We welcome feedback of any Down syndrome blogs that our readers recommend.  We welcome questions that you would like us to answer.  And if you just can't get enough of CCE, check us out on Instagram @CatfishWithKetchup.  Updates are more frequent there.

Thanks for reading!


  1. My aunt is Down Syndrome too, and as you say, it is really normal for me: it is the only kind of aunt I know. I would like to ask you: what do you tell people who talk bad about you sister/daughter or about DS people? I'm 16 and I'm not really good at defending myself from other people, but when someone talks bad about my family... They have a big problem! But it is hard when people are so bad...
    Thank you for your time. Kisses from Spain

  2. Lore- I don't have a family member with Down Syndrome but feel so compelled to answer you. I am a teacher and have spent many years working with adults and children with special needs. I have spent the last two years as an educator trying to educate my students on special needs because ignorance IS NOT bliss. Unfortunately all you can do is educate others. Maybe on World Down Syndrome day in March you can ask your teacher if you can give a presentation on Down Syndrome?

    If that isn't an option my other advice is to let the hateful negative comments roll right down your back! In reality YOU are the lucky one to have had the life changing experience of grown up around Down Syndrome.

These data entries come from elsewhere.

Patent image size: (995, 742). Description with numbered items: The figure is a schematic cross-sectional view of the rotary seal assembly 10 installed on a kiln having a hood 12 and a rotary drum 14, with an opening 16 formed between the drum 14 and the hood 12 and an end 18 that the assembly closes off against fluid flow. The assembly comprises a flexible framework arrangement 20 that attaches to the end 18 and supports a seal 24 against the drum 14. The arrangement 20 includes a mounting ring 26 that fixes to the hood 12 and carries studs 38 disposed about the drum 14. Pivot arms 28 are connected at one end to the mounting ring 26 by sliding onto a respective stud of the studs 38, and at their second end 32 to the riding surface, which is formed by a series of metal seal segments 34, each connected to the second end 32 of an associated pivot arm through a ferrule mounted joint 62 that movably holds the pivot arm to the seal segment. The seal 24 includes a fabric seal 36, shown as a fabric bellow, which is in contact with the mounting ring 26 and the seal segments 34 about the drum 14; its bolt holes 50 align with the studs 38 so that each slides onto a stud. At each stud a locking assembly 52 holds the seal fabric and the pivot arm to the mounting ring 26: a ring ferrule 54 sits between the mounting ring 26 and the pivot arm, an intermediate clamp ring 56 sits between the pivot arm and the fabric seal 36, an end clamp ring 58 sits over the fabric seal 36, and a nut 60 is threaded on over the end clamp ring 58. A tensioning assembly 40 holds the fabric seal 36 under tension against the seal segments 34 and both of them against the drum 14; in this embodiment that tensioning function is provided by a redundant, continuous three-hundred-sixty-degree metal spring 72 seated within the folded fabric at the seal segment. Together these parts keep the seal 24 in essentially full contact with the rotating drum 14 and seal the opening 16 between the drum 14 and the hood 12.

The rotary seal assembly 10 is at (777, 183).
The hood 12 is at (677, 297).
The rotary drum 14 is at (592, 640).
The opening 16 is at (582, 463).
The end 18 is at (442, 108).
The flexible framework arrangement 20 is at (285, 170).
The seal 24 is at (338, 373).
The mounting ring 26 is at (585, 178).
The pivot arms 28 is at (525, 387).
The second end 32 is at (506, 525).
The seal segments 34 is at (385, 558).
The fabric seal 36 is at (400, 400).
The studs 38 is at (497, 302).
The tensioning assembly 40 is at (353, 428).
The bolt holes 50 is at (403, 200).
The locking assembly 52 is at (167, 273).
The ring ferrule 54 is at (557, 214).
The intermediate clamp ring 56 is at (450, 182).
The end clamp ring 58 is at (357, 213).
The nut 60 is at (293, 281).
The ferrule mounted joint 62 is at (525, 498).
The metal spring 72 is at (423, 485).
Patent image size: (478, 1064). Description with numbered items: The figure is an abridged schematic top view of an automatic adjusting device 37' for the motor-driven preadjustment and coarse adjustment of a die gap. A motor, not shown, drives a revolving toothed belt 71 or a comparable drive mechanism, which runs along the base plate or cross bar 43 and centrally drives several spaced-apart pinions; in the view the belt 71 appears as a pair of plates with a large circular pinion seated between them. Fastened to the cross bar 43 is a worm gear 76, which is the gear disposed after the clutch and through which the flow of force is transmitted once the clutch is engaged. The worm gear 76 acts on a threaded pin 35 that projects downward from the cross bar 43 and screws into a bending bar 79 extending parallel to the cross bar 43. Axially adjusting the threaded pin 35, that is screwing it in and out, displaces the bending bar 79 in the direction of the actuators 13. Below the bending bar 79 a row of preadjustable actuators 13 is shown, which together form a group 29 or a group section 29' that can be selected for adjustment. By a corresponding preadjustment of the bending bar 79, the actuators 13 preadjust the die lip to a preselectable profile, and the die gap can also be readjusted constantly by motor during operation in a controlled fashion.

You are one of #theluckyfew.. I feel bad for others who are ignorant and haven't had the opportunity to be changed by something like Downs.

  3. Thanks Elizabeth! I have been reading your blog since before my oldest daughter (with DS) was adopted in 2011. I have since had two babies and my kids love seeing the instagram videos of your kids. I am so happy you keep blogging and I love that my daughter and Josie are so close in age. I have talked to tons of moms with new babies and feel a little sad that there are not blogs for babies born recently since it can be so nice to have someone doing some of the same things at the same time when it comes to babies especially those with special needs.

  4. My sister in law Adelle keeps a family blog that you might enjoy: Her middle daughter, my niece Elyse, has DS. I agree that the blogosphere is an amazing place for sharing stories and I have loved reading your blog over the years. Thank you!

  5. LOVE this post, Elizabeth! Like you, I like blogging more than Facebook. And Instagram is fun, too! Our Joshua is 30 years old...almost 31! I WISH blogging had been a "thing" way back then. I would love to have chronicled our lives with him from the very beginning. I found you originally because of Josie, but I kept coming back because of your stories about Leanne! :) Thank you for sharing your life with the world! You encourage me daily!